Suzanne Wrasse, a spokeswoman in office of Sen. Jim Risch, R-Idaho, said simply increasing the Forest Service budget will not decrease fire severity.

She said Risch has and will continue to support efforts that will increase forest management on federal lands, including the Farm Bill that was signed into law that gives the USFS the ability to use a categorical exclusion under the National Environmental Policy Act for the treatment of forests that have or will be prone to disease and insect infestation.

"The implementation of this authority needs to be expanded greatly," Wrasse said. "We have a tremendous amount of natural resources in Idaho. These resources can be and should be harvested in a sustainable manner to restore forest health. The status quo leads to stand-replacing crown fires and the worst air quality in the country."

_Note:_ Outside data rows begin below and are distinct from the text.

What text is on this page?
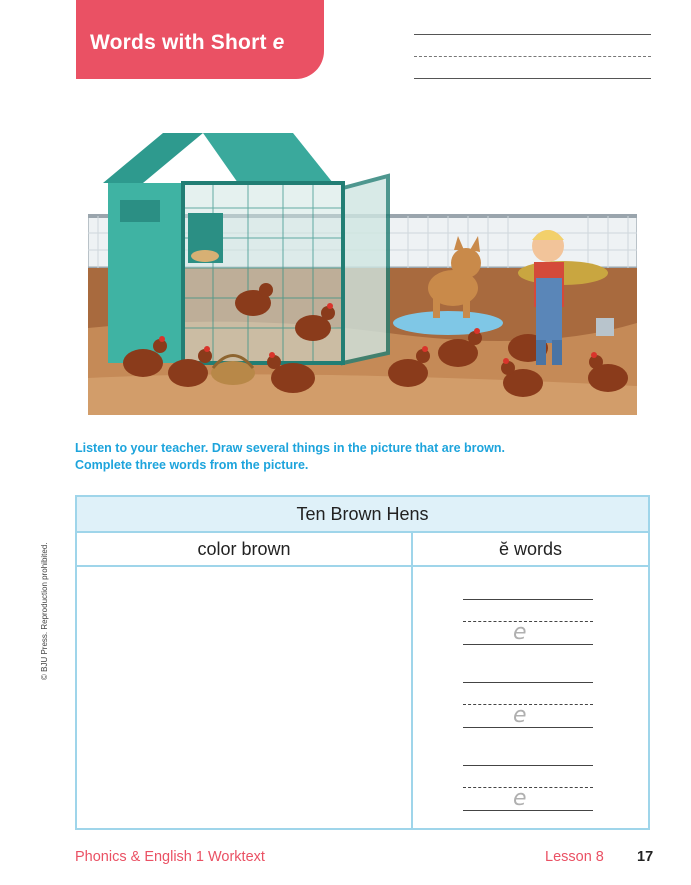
Words with Short e
Listen to your teacher. Draw several things in the picture that are brown.
Complete three words from the picture.
Ten Brown Hens
color brown	ĕ words
e
e
e
© BJU Press. Reproduction prohibited.
Phonics & English 1 Worktext	Lesson 8 17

Rep. Ral Labrador, R-Idaho, wrote via email he agrees that a lack of forest management has increased the frequency and intensity of the fires as USFS timber harvests have declined 80 percent in the past three decades, leaving forests unhealthy and dense with fuel that leads to catastrophic fires.

"The core of the problem is a burdensome statutory and regulatory framework that invites legal challenges that interfere with good management," Labrador wrote, adding that the USFS acknowledged the problem in its own 2002 report called "The Process Predicament" that concluded the agency has had trouble fulfilling its mission.

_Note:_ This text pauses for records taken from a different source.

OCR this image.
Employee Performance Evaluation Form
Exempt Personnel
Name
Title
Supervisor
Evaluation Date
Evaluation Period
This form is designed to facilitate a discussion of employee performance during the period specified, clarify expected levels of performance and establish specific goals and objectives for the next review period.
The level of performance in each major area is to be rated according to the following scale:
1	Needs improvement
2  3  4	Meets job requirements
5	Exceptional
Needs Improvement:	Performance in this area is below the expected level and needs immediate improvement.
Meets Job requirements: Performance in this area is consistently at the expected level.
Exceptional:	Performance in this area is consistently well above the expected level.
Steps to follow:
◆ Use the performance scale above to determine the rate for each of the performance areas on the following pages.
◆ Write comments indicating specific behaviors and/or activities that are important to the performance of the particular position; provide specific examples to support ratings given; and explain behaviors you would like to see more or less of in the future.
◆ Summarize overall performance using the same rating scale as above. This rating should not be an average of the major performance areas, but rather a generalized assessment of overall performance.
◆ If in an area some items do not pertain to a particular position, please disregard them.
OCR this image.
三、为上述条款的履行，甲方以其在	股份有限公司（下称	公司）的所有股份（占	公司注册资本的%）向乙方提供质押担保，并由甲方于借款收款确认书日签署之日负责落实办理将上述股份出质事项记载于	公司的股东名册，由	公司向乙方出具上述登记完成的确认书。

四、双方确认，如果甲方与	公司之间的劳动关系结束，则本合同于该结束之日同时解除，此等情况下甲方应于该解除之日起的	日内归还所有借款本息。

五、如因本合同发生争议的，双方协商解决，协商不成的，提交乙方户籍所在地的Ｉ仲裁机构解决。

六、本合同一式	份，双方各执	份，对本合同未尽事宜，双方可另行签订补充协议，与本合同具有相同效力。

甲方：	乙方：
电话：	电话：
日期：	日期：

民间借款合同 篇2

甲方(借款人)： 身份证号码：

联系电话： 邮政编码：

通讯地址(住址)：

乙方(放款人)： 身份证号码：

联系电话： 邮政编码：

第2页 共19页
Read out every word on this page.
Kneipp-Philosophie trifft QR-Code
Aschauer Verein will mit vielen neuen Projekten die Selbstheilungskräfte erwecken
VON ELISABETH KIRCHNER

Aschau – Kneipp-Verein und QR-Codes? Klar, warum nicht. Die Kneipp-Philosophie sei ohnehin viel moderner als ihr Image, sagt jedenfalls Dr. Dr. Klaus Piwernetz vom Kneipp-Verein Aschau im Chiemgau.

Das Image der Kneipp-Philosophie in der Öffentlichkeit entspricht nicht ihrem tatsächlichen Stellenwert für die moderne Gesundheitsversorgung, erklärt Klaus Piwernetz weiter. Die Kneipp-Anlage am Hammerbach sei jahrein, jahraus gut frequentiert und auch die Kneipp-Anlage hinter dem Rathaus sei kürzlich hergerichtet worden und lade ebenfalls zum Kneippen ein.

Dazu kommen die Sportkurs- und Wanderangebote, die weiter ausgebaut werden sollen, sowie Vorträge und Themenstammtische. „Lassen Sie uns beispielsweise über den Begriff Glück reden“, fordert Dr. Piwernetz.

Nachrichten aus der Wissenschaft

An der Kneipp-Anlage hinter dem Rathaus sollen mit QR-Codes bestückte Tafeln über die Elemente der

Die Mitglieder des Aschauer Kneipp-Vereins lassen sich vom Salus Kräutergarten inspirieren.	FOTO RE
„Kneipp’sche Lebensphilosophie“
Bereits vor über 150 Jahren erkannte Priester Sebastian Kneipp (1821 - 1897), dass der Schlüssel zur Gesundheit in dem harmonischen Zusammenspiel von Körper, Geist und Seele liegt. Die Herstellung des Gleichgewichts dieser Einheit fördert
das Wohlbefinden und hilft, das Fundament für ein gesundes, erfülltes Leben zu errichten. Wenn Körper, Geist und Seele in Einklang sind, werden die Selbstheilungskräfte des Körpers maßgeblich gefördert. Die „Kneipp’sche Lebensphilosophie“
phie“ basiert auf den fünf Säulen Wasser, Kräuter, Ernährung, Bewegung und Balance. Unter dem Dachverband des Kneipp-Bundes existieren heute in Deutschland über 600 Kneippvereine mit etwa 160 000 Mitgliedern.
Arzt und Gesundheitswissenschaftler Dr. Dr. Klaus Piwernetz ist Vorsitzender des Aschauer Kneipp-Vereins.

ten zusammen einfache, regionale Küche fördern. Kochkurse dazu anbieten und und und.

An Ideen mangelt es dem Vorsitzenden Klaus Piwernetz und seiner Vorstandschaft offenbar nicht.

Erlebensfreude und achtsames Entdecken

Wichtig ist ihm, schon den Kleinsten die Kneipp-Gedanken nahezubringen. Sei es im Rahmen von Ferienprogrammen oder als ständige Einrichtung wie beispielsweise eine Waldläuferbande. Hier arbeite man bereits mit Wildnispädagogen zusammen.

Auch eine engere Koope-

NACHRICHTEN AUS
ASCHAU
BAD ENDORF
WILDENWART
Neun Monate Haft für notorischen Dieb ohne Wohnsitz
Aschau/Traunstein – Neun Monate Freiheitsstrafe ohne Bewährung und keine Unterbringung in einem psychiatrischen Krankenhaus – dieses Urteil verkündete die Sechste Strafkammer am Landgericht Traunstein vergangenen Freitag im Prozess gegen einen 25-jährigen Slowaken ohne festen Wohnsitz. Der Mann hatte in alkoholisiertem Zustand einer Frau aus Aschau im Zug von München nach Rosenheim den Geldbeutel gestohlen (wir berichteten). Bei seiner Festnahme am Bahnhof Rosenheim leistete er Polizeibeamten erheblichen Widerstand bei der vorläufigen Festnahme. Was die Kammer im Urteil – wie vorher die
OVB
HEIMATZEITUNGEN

Labrador wrote that states are more capable of forest management, which is why he reintroduced this session the Self-Sufficient Community Lands Act, which would establish pilot projects to allow states to manage as much as 2 percent of USFS lands. The same bill passed the House in 2013, but the Senate did not consider it.

Rep. Mike Simpson, R-Idaho, is the author of the Wildfire Disaster Funding Act co-sponsored by Labrador and being considered by the House Resources Committee. The bill - which has a companion bill in the Senate that's co-authored by Sen. Mike Crapo, R-Idaho, and Sen. Ron Wyden, D-Oregon - would allow disaster relief funds to pay for catastrophic wildfire suppression costs and ensure the USFS would have more funds for fuels reduction and other prevention work.

Lawmakers say forest management legislation being floated eliminates "fire borrowing," which occurs when funds are taken from the USFS fire prevention budget to cover the costs of fighting fires. That situation has kept the agency from getting out ahead of wildland fires, lawmakers say.

Nick Goulette, project director of the Fire Adapted Communities Learning Network, said homeowners and landowners also need to take responsibility to ensure their property is cleared of fuels as that practice can save homes.

No one at the Kootenai Environmental Alliance in Coeur d'Alene could be reached for comment on Thursday and Friday.

Corkill said responsible forest management is needed. And he believes that should be left to forest professionals, not attorneys involved in environmental lawsuits. He said the time to act on forest management is long overdue.

"People can rant and rave about global warming being the cause of the fires, but the real reason is there is so much fuel out there and the reason for that is because the forest is not being managed," Corkill said. "This is an irresponsible waste of a national resource. It seems it is acceptable to let a tree burn, but not acceptable to harvest a tree to build someone a house."